Berkeley ACM A.M. Turing Laureate Colloquium

David Patterson

Wednesday, October 10, 2018

Banatao Auditorium, Sutardja Dai Hall
4:00 – 5:00 pm

This lecture will be livestreamed in 306 Soda Hall and at
https://www.youtube.com/citris/live

Abstract

In the 1980s, Mead and Conway democratized chip design and high-level language programming surpassed assembly language programming, which made instruction set advances viable. Innovations like Reduced Instruction Set Computers (RISC), superscalar, and speculation ushered in a Golden Age of computer architecture, when performance doubled every 18 months.  The ending of Dennard Scaling and Moore’s Law crippled this path; microprocessor performance improved only 3% last year! In addition to poor performance gains, Spectre recently demonstrated timing attacks on modern microprocessors that leak information at high rates.

The ending of Dennard scaling and Moore’s law and the deceleration of performance gains for standard microprocessors are not problems that must be solved but facts that if accepted offer breathtaking opportunities.  We believe high-level, domain-specific languages and architectures, freeing architects from the chains of proprietary instruction sets, and the demand from the public for improved security will usher in a new Golden Age for computer architecture.
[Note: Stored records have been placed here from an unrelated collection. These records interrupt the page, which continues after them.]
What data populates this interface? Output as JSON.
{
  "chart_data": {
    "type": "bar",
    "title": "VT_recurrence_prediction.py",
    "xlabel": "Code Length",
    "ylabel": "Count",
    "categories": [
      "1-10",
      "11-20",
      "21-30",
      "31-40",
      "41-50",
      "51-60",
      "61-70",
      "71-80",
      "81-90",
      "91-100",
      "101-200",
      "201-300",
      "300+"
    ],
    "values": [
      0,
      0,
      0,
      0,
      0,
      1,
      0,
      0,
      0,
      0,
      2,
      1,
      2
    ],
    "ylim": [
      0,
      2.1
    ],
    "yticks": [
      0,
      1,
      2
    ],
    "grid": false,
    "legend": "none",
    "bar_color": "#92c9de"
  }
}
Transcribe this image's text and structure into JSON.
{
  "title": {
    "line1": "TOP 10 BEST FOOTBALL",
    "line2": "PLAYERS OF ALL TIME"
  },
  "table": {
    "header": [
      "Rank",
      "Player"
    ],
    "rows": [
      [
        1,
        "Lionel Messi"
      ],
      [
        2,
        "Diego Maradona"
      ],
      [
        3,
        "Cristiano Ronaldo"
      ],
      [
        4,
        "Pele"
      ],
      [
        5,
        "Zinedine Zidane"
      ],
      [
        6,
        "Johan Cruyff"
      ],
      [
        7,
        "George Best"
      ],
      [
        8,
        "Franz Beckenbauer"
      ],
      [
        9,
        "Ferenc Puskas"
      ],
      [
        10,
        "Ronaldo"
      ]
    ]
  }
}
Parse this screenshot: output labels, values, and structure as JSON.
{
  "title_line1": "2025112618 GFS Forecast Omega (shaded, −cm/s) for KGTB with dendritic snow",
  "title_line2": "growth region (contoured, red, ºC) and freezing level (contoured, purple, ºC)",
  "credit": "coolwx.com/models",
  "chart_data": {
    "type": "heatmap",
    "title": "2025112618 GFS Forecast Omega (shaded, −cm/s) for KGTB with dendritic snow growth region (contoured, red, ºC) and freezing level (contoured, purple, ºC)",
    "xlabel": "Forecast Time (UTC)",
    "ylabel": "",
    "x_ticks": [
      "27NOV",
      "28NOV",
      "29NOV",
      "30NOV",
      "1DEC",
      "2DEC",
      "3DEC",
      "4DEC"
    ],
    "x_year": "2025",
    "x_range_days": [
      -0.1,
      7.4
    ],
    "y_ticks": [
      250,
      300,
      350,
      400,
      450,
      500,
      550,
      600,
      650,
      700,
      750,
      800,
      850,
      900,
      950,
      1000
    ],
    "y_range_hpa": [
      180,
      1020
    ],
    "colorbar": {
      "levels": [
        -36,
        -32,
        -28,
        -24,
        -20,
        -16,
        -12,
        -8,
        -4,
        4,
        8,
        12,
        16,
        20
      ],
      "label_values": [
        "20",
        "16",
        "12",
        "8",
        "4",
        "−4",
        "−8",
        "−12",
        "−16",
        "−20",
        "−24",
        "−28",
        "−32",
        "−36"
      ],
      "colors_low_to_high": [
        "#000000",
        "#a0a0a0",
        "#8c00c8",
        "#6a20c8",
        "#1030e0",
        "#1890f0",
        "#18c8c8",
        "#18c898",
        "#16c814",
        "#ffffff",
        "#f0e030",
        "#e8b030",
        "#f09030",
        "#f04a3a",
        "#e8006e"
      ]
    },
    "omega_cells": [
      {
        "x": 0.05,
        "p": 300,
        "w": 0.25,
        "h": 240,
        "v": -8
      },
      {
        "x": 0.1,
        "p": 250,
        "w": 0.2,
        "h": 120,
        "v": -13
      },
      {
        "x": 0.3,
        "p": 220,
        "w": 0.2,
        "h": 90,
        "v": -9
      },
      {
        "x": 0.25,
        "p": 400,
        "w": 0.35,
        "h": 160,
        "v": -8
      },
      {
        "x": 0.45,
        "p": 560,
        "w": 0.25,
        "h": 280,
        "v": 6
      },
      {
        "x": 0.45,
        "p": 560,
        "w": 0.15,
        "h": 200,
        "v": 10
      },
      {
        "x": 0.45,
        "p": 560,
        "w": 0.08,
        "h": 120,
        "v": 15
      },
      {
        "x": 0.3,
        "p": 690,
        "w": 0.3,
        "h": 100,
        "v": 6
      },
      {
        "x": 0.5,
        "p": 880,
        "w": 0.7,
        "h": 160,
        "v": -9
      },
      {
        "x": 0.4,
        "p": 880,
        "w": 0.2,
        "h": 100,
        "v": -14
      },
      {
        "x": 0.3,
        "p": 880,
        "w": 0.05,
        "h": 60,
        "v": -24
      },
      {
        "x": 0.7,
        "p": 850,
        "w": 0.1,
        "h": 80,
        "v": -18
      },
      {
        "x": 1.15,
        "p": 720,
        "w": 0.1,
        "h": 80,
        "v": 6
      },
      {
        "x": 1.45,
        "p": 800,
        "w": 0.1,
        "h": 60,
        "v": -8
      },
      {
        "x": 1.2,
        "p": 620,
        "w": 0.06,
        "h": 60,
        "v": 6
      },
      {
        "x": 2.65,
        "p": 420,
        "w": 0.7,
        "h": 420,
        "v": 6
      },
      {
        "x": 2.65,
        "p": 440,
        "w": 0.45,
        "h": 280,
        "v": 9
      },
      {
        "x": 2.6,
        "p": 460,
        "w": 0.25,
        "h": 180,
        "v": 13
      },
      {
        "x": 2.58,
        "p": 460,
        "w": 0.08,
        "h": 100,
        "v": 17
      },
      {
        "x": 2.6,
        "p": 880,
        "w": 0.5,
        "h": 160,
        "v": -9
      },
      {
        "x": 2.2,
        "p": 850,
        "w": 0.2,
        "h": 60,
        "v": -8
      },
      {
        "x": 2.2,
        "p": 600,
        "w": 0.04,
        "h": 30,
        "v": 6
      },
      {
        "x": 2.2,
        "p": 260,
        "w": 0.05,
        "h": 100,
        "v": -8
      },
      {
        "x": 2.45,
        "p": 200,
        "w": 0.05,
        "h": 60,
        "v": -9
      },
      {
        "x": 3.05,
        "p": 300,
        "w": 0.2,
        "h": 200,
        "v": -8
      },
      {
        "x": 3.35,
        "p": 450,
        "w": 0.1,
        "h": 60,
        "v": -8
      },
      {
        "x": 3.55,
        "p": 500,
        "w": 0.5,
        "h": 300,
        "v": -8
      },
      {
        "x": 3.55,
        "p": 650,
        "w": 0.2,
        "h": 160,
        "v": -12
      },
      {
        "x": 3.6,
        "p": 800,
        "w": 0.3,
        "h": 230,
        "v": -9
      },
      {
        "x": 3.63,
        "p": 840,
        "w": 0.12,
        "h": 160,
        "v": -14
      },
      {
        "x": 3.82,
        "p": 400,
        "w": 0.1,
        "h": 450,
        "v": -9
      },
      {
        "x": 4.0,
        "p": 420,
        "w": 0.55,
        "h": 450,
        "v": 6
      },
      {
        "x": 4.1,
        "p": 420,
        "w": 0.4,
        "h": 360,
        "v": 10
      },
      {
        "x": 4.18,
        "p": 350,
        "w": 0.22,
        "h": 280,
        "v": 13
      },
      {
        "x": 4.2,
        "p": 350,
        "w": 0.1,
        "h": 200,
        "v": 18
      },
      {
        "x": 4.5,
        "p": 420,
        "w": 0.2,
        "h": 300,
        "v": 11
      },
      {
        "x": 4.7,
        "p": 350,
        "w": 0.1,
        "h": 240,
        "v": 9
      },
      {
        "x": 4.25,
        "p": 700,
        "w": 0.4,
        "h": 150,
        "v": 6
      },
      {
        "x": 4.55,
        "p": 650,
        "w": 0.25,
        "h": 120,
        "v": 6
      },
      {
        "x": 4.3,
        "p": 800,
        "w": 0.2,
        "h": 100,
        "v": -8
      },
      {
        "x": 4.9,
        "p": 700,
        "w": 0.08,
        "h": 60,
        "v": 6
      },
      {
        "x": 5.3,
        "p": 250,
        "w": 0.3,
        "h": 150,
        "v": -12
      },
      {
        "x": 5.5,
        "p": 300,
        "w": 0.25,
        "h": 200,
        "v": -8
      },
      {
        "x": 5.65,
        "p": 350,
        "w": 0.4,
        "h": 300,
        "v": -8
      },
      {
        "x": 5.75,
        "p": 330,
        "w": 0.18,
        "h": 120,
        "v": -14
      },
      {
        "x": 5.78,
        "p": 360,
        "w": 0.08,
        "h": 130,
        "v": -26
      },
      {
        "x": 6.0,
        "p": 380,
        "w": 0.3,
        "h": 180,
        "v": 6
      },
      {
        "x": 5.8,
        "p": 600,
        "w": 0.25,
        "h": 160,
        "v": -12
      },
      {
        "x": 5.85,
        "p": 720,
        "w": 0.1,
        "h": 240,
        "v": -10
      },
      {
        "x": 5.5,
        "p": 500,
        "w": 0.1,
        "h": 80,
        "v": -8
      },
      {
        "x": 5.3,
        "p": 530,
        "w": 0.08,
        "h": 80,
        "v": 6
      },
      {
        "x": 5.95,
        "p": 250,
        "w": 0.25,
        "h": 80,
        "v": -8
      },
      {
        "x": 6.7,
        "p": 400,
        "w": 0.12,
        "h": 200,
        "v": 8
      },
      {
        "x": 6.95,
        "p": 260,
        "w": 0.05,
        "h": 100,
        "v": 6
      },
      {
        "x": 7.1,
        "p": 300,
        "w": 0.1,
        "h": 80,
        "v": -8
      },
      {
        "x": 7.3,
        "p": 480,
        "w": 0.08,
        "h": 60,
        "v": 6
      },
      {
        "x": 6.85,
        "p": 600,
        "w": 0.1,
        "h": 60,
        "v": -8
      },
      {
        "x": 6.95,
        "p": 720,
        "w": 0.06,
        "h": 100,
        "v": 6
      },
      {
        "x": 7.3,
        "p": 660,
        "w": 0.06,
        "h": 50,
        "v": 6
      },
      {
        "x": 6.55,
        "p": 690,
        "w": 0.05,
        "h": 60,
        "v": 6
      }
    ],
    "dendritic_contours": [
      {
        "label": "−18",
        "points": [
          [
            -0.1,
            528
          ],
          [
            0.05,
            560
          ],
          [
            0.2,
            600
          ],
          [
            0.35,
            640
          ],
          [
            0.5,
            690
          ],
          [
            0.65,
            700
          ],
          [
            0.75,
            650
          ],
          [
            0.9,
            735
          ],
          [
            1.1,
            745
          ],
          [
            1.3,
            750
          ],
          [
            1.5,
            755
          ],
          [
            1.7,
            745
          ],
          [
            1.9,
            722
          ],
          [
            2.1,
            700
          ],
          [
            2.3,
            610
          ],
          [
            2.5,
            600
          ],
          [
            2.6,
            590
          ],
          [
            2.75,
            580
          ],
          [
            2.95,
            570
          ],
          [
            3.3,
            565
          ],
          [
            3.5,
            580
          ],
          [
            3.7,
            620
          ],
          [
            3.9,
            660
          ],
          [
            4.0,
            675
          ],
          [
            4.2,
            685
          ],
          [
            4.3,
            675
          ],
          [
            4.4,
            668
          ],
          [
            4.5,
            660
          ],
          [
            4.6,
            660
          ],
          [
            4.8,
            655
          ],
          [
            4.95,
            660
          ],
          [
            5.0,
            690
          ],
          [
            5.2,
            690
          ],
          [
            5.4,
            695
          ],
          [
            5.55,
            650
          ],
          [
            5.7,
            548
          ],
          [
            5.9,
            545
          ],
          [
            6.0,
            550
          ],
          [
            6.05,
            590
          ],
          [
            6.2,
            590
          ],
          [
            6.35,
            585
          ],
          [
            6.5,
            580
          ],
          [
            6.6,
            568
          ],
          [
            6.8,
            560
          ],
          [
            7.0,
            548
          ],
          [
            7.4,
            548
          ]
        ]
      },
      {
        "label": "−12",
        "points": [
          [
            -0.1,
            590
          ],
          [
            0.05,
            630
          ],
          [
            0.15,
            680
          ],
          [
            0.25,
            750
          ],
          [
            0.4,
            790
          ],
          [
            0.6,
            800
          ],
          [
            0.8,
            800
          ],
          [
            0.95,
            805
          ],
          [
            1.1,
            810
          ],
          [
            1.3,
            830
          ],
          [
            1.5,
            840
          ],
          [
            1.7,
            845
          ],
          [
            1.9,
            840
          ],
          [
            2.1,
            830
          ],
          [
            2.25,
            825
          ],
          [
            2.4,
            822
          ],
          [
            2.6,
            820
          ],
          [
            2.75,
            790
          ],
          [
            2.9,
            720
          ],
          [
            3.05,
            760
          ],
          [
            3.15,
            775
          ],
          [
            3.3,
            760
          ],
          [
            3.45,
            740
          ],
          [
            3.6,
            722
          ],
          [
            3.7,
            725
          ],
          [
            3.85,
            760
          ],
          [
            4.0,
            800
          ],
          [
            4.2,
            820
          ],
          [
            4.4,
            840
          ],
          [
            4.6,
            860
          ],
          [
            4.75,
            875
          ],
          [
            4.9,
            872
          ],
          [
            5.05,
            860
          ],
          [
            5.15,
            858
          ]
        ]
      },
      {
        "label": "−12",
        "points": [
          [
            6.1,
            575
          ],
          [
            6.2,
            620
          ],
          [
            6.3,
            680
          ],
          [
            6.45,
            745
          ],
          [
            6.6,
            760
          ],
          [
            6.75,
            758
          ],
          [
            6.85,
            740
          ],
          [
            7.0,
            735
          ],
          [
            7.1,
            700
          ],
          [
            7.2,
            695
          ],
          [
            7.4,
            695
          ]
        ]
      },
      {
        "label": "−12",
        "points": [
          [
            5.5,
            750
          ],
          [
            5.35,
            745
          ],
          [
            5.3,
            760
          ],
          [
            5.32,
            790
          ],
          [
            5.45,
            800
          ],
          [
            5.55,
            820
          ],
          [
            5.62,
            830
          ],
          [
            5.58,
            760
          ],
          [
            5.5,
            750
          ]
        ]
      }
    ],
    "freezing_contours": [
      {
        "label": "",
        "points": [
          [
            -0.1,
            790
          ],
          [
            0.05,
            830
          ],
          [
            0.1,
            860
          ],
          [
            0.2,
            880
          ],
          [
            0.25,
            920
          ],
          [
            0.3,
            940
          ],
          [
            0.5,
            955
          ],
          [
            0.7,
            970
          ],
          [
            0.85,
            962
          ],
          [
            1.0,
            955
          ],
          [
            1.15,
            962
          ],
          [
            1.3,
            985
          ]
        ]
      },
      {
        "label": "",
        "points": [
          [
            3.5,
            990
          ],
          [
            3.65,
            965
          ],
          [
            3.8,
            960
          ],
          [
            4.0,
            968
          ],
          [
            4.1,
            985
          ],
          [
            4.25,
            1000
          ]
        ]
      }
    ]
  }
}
Aided by open source ecosystems, agilely developed chips will convincingly demonstrate advances and thereby accelerate commercial adoption. The instruction set philosophy of the general-purpose processors in these chips will likely be RISC, which has stood the test of time. We envision the same rapid improvement as in the last Golden Age, but this time in cost, energy, and security as well as in performance.

Like the 1980s, the next decade will be exciting for computer architects in academia and in industry!

Biography

David Patterson is the Pardee Professor Emeritus of Computer Science at the University of California at Berkeley, which he joined after graduating from UCLA in 1976.  His research style is to identify critical questions for the IT industry and gather inter-disciplinary groups of faculty and graduate students to answer them. The answer is typically embodied in demonstration systems, and these demonstration systems are later mirrored in commercial products. From 1982 to 1983, Patterson led the RISC project, a collaboration between UC Berkeley and the ARPA VLSI program. This project became the foundation of the highly influential SPARC micro-architecture from Sun Microsystems and has had wide influence across the field of computer design.  Between 1989 and 1993, Patterson and Berkeley colleague Randy Katz led the Redundant Arrays of Inexpensive Disks (RAID) project, which resulted in vast improvements in disk system speed and reliability. Nearly every web server in the world now uses some form of RAID.  Patterson won the ACM A.M. Turing Award in 2017 with John Hennessey.  He was made an ACM Fellow in 1994 and served as its president from 2004 to 2006. He is also a fellow of the IEEE Computer Society, and a member of the National Academy of Engineering, the National Academy of Sciences, and the American Academy of Arts and Sciences.